There is also a business point here that should not be ignored. ARC Raiders was not just a hit; for Nexon it was a strategic one. In Nexon’s 2026 capital markets briefing, Söderlund said 85% of ARC Raiders’ 2025 revenue came from North America and Europe, and called it “the first real proof” that Nexon could build something that lands with a global audience. That matters because Nexon’s historical strength has been overwhelmingly Asian. ARC Raiders was therefore not merely a successful game; it was evidence that Embark’s smaller-team, smarter-tools model can travel.

That is also why Nexon keeps talking about Mono Lake. The company describes it not as a gimmick but as a functional initiative that applies AI to decades of internal context: billions of player sessions, live game telemetry, economy data, retention patterns, and design knowledge. In Nexon’s framing, Mono Lake is meant to give developers, live ops teams, and product decision-makers faster access to accumulated institutional memory. The official line is revealing: “AI without context is noise.” That is a much narrower and more credible ambition than the usual fantasy that generative AI will simply invent the future of games for us.

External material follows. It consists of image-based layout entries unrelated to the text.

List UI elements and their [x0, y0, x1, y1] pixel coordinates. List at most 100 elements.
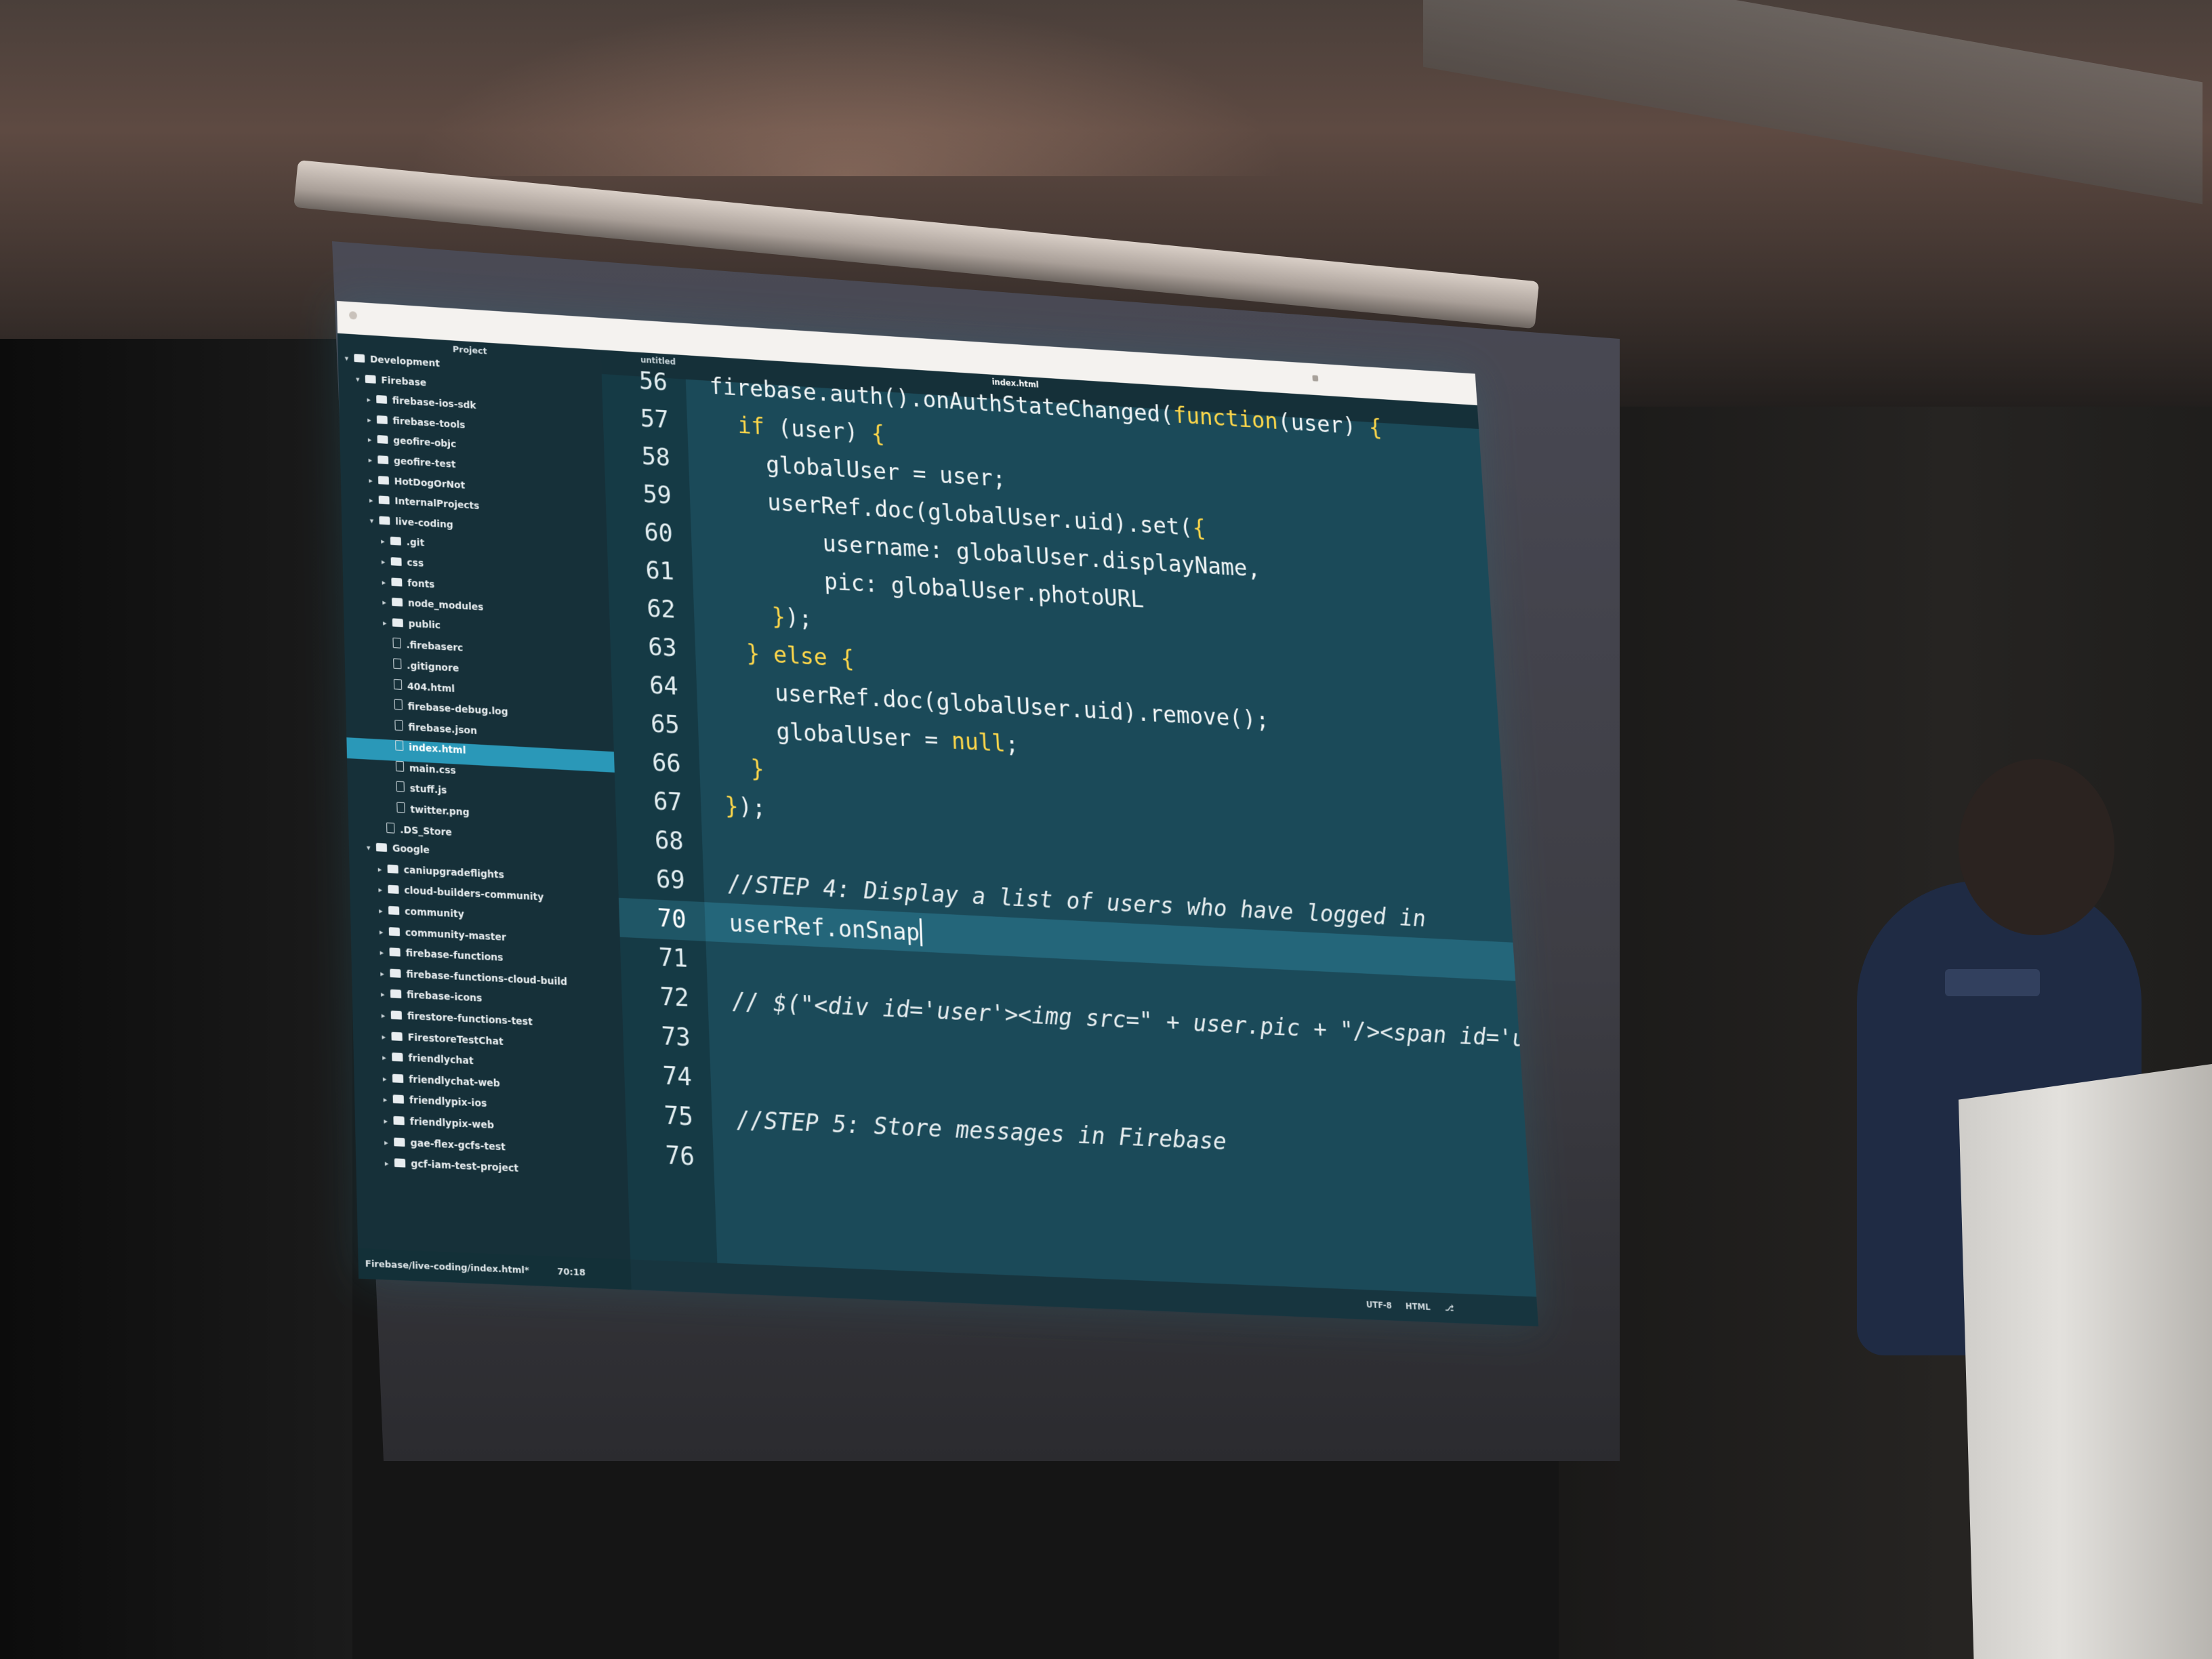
tree-item-label: .firebaserc [406, 640, 464, 655]
git-branch-icon[interactable]: ⎇ [1444, 1303, 1454, 1313]
tree-item-label: index.html [409, 742, 466, 757]
folder-icon [391, 577, 403, 587]
chevron-right-icon[interactable]: ▸ [368, 455, 377, 465]
chevron-right-icon[interactable]: ▸ [367, 415, 377, 425]
tree-item-label: Development [369, 354, 441, 369]
line-number: 76 [665, 1141, 695, 1172]
chevron-right-icon[interactable]: ▸ [380, 927, 389, 937]
chevron-right-icon[interactable]: ▸ [380, 948, 389, 958]
chevron-right-icon[interactable]: ▸ [384, 1138, 394, 1147]
chevron-right-icon[interactable]: ▸ [379, 906, 388, 916]
chevron-down-icon[interactable]: ▾ [367, 843, 376, 853]
code-line[interactable]: }); [724, 792, 766, 822]
file-icon [394, 699, 403, 710]
status-grammar[interactable]: HTML [1406, 1301, 1431, 1312]
chevron-right-icon[interactable]: ▸ [369, 496, 379, 506]
file-icon [395, 740, 404, 752]
file-icon [396, 802, 405, 813]
line-number: 63 [647, 632, 678, 663]
line-number: 66 [651, 748, 682, 779]
folder-icon [392, 1052, 403, 1062]
folder-icon [365, 374, 376, 384]
file-icon [395, 760, 405, 772]
chevron-right-icon[interactable]: ▸ [383, 1074, 392, 1084]
chevron-right-icon[interactable]: ▸ [382, 1053, 392, 1063]
line-number: 61 [644, 556, 675, 586]
folder-icon [391, 1031, 403, 1041]
folder-icon [392, 618, 403, 628]
status-encoding[interactable]: UTF-8 [1366, 1300, 1392, 1311]
chevron-right-icon[interactable]: ▸ [381, 537, 390, 546]
folder-icon [392, 1094, 405, 1104]
code-line[interactable]: }); [717, 600, 813, 633]
code-line[interactable]: // $("<div id='user'><img src=" + user.p… [731, 987, 1538, 1061]
status-file-path[interactable]: Firebase/live-coding/index.html* [365, 1258, 529, 1276]
folder-icon [390, 1010, 403, 1020]
folder-icon [354, 354, 365, 363]
file-icon [393, 678, 403, 690]
tree-item-label: twitter.png [410, 804, 470, 819]
chevron-right-icon[interactable]: ▸ [381, 990, 390, 1000]
chevron-right-icon[interactable]: ▸ [383, 618, 392, 628]
code-line[interactable]: //STEP 5: Store messages in Firebase [736, 1106, 1227, 1156]
code-area[interactable]: firebase.auth().onAuthStateChanged(funct… [685, 373, 1538, 1297]
chevron-right-icon[interactable]: ▸ [380, 969, 390, 979]
chevron-right-icon[interactable]: ▸ [382, 1032, 391, 1042]
folder-icon [389, 947, 401, 957]
line-number: 57 [640, 405, 670, 434]
folder-icon [390, 989, 402, 999]
code-line[interactable]: globalUser = null; [722, 715, 1019, 758]
tree-item-label: Firebase [381, 375, 427, 389]
chevron-right-icon[interactable]: ▸ [368, 435, 377, 445]
chevron-right-icon[interactable]: ▸ [382, 1011, 391, 1021]
file-icon [392, 638, 401, 649]
chevron-right-icon[interactable]: ▸ [382, 598, 392, 607]
line-number: 74 [662, 1061, 693, 1092]
folder-icon [388, 885, 399, 895]
code-editor-window: Project ▾ Development ▾ Firebase ▸ firebase-i… [337, 301, 1539, 1327]
line-number: 73 [661, 1021, 691, 1052]
folder-icon [387, 864, 398, 874]
status-cursor-position[interactable]: 70:18 [557, 1267, 586, 1279]
folder-icon [388, 905, 400, 916]
chevron-right-icon[interactable]: ▸ [378, 885, 388, 895]
chevron-right-icon[interactable]: ▸ [378, 865, 388, 874]
folder-icon [377, 435, 388, 445]
chevron-down-icon[interactable]: ▾ [370, 516, 380, 526]
tree-item-label: stuff.js [409, 783, 447, 797]
chevron-right-icon[interactable]: ▸ [385, 1159, 394, 1168]
code-line[interactable]: if (user) { [710, 410, 885, 448]
window-close-icon[interactable] [348, 311, 358, 320]
folder-icon [390, 537, 401, 546]
chevron-right-icon[interactable]: ▸ [382, 577, 391, 587]
presenter-head [1959, 759, 2114, 935]
chevron-right-icon[interactable]: ▸ [369, 476, 378, 485]
chevron-right-icon[interactable]: ▸ [384, 1116, 393, 1126]
code-line[interactable]: } else { [719, 638, 855, 673]
folder-icon [394, 1158, 406, 1168]
chevron-right-icon[interactable]: ▸ [382, 557, 391, 567]
chevron-down-icon[interactable]: ▾ [356, 375, 365, 384]
line-number: 75 [663, 1101, 694, 1132]
file-icon [394, 719, 403, 731]
folder-icon [377, 475, 389, 485]
file-icon [396, 781, 405, 793]
line-number: 65 [650, 710, 680, 740]
code-line[interactable]: } [723, 754, 765, 783]
folder-icon [375, 843, 388, 853]
chevron-down-icon[interactable]: ▾ [345, 354, 354, 363]
folder-icon [378, 495, 390, 505]
folder-icon [392, 597, 403, 607]
chevron-right-icon[interactable]: ▸ [367, 395, 376, 405]
tree-item-label: .git [406, 537, 425, 550]
tree-item-label: .gitignore [407, 660, 459, 674]
lock-icon [1312, 375, 1319, 382]
line-number: 69 [655, 865, 686, 895]
folder-icon [376, 395, 388, 405]
chevron-right-icon[interactable]: ▸ [384, 1095, 393, 1105]
code-line[interactable]: globalUser = user; [712, 448, 1006, 493]
line-number: 59 [642, 480, 672, 510]
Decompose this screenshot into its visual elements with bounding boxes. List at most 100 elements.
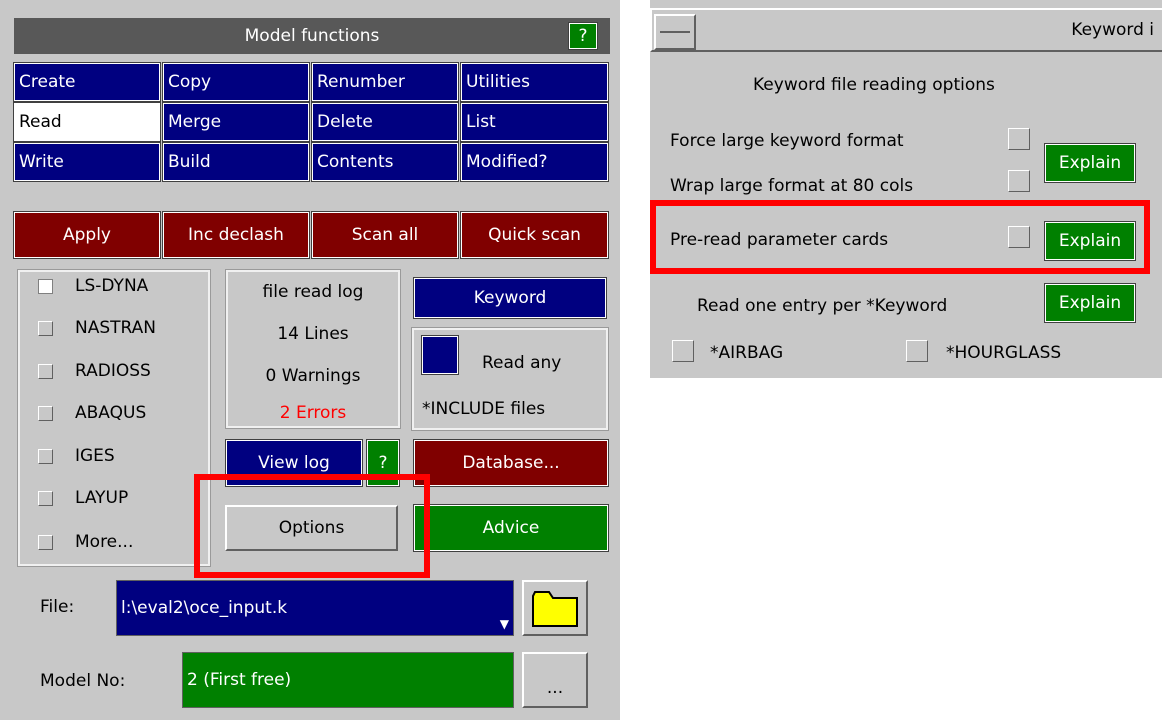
delete-label: Delete — [317, 112, 373, 132]
copy-button[interactable]: Copy — [162, 62, 310, 102]
read-button[interactable]: Read — [13, 102, 161, 142]
radio-abaqus[interactable] — [38, 405, 53, 421]
log-title: file read log — [262, 282, 364, 302]
format-more[interactable]: More... — [38, 532, 133, 552]
view-log-label: View log — [258, 453, 330, 473]
radio-iges[interactable] — [38, 448, 53, 464]
keyword-label: Keyword — [473, 288, 547, 308]
airbag-checkbox[interactable] — [672, 340, 694, 362]
build-label: Build — [168, 152, 211, 172]
quick-scan-button[interactable]: Quick scan — [460, 211, 609, 259]
read-any-toggle[interactable] — [421, 335, 459, 375]
explain-label: Explain — [1058, 153, 1122, 173]
format-label: More... — [75, 532, 134, 552]
utilities-button[interactable]: Utilities — [460, 62, 609, 102]
log-warnings: 0 Warnings — [265, 366, 361, 386]
modified-label: Modified? — [466, 152, 548, 172]
create-button[interactable]: Create — [13, 62, 161, 102]
delete-button[interactable]: Delete — [311, 102, 459, 142]
minimize-button[interactable] — [654, 14, 696, 50]
panel-title: Model functions — [14, 18, 610, 54]
format-radioss[interactable]: RADIOSS — [38, 361, 151, 381]
explain-one-entry-button[interactable]: Explain — [1044, 283, 1136, 323]
radio-nastran[interactable] — [38, 320, 53, 336]
format-iges[interactable]: IGES — [38, 446, 115, 466]
file-input[interactable]: l:\eval2\oce_input.k ▼ — [116, 580, 514, 636]
ellipsis-label: ... — [546, 678, 564, 698]
wrap-format-label: Wrap large format at 80 cols — [670, 176, 914, 196]
modified-button[interactable]: Modified? — [460, 142, 609, 182]
build-button[interactable]: Build — [162, 142, 310, 182]
list-label: List — [466, 112, 496, 132]
format-layup[interactable]: LAYUP — [38, 488, 128, 508]
explain-label: Explain — [1058, 293, 1122, 313]
radio-more[interactable] — [38, 534, 53, 550]
advice-button[interactable]: Advice — [413, 504, 609, 552]
database-label: Database... — [462, 453, 560, 473]
scan-all-label: Scan all — [351, 225, 419, 245]
format-label: NASTRAN — [75, 318, 156, 338]
format-abaqus[interactable]: ABAQUS — [38, 403, 146, 423]
model-functions-panel: Model functions ? Create Copy Renumber U… — [0, 0, 620, 720]
log-help-label: ? — [378, 453, 388, 473]
model-label: Model No: — [40, 671, 126, 691]
window-title: Keyword i — [1071, 20, 1154, 40]
options-heading: Keyword file reading options — [753, 75, 995, 95]
inc-declash-button[interactable]: Inc declash — [162, 211, 310, 259]
radio-radioss[interactable] — [38, 363, 53, 379]
folder-icon — [532, 591, 578, 627]
quick-scan-label: Quick scan — [488, 225, 581, 245]
apply-button[interactable]: Apply — [13, 211, 161, 259]
write-label: Write — [19, 152, 64, 172]
model-input[interactable]: 2 (First free) — [182, 652, 514, 708]
keyword-button[interactable]: Keyword — [413, 277, 607, 319]
model-options-button[interactable]: ... — [522, 652, 588, 708]
pre-read-highlight — [650, 200, 1150, 274]
list-button[interactable]: List — [460, 102, 609, 142]
contents-label: Contents — [317, 152, 394, 172]
log-errors: 2 Errors — [279, 403, 347, 423]
contents-button[interactable]: Contents — [311, 142, 459, 182]
dropdown-arrow-icon[interactable]: ▼ — [500, 617, 509, 631]
window-title-bar: Keyword i — [650, 8, 1162, 52]
advice-label: Advice — [482, 518, 540, 538]
format-label: LAYUP — [75, 488, 129, 508]
wrap-format-checkbox[interactable] — [1008, 170, 1030, 192]
apply-label: Apply — [63, 225, 111, 245]
renumber-label: Renumber — [317, 72, 405, 92]
help-button[interactable]: ? — [568, 22, 598, 50]
minimize-icon — [660, 31, 690, 33]
format-ls-dyna[interactable]: LS-DYNA — [38, 276, 148, 296]
log-lines: 14 Lines — [277, 324, 349, 344]
database-button[interactable]: Database... — [413, 439, 609, 487]
model-value: 2 (First free) — [187, 670, 292, 690]
format-nastran[interactable]: NASTRAN — [38, 318, 156, 338]
airbag-label: *AIRBAG — [710, 343, 784, 363]
radio-ls-dyna[interactable] — [38, 278, 53, 294]
write-button[interactable]: Write — [13, 142, 161, 182]
explain-large-button[interactable]: Explain — [1044, 143, 1136, 183]
help-label: ? — [578, 26, 588, 46]
format-label: IGES — [75, 446, 115, 466]
options-highlight — [194, 474, 430, 578]
hourglass-label: *HOURGLASS — [946, 343, 1062, 363]
utilities-label: Utilities — [466, 72, 530, 92]
one-entry-label: Read one entry per *Keyword — [697, 296, 948, 316]
merge-button[interactable]: Merge — [162, 102, 310, 142]
inc-declash-label: Inc declash — [188, 225, 284, 245]
renumber-button[interactable]: Renumber — [311, 62, 459, 102]
force-large-checkbox[interactable] — [1008, 128, 1030, 150]
browse-button[interactable] — [522, 580, 588, 636]
force-large-label: Force large keyword format — [670, 131, 904, 151]
radio-layup[interactable] — [38, 490, 53, 506]
file-path: l:\eval2\oce_input.k — [121, 598, 288, 618]
keyword-options-panel: Keyword i Keyword file reading options F… — [650, 0, 1162, 378]
format-label: LS-DYNA — [75, 276, 149, 296]
include-files-label: *INCLUDE files — [422, 399, 546, 419]
copy-label: Copy — [168, 72, 212, 92]
scan-all-button[interactable]: Scan all — [311, 211, 459, 259]
hourglass-checkbox[interactable] — [906, 340, 928, 362]
merge-label: Merge — [168, 112, 222, 132]
format-label: RADIOSS — [75, 361, 151, 381]
panel-title-label: Model functions — [244, 26, 380, 46]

The lesson, then, is not that game developers should stop worrying about AI. They are right to worry about synthetic slop, about labour substitution dressed up as innovation, and about executives treating creative work as an avoidable cost.

But ARC Raiders does show a more serious path: use technology to compress waste, speed iteration, and widen the room for human decision-making. When Embark found that AI voices were worse, it used actors. When better pipelines could speed up environment building, it used them.

That is not “AI replaces game makers.” It is closer to “better tools make better use of game makers.”

The real question for the industry is not whether AI belongs in development. That question is obsolete. The real question is whether studios can distinguish between automation that cheapens a game and automation that gives talented teams more time to make one worth playing.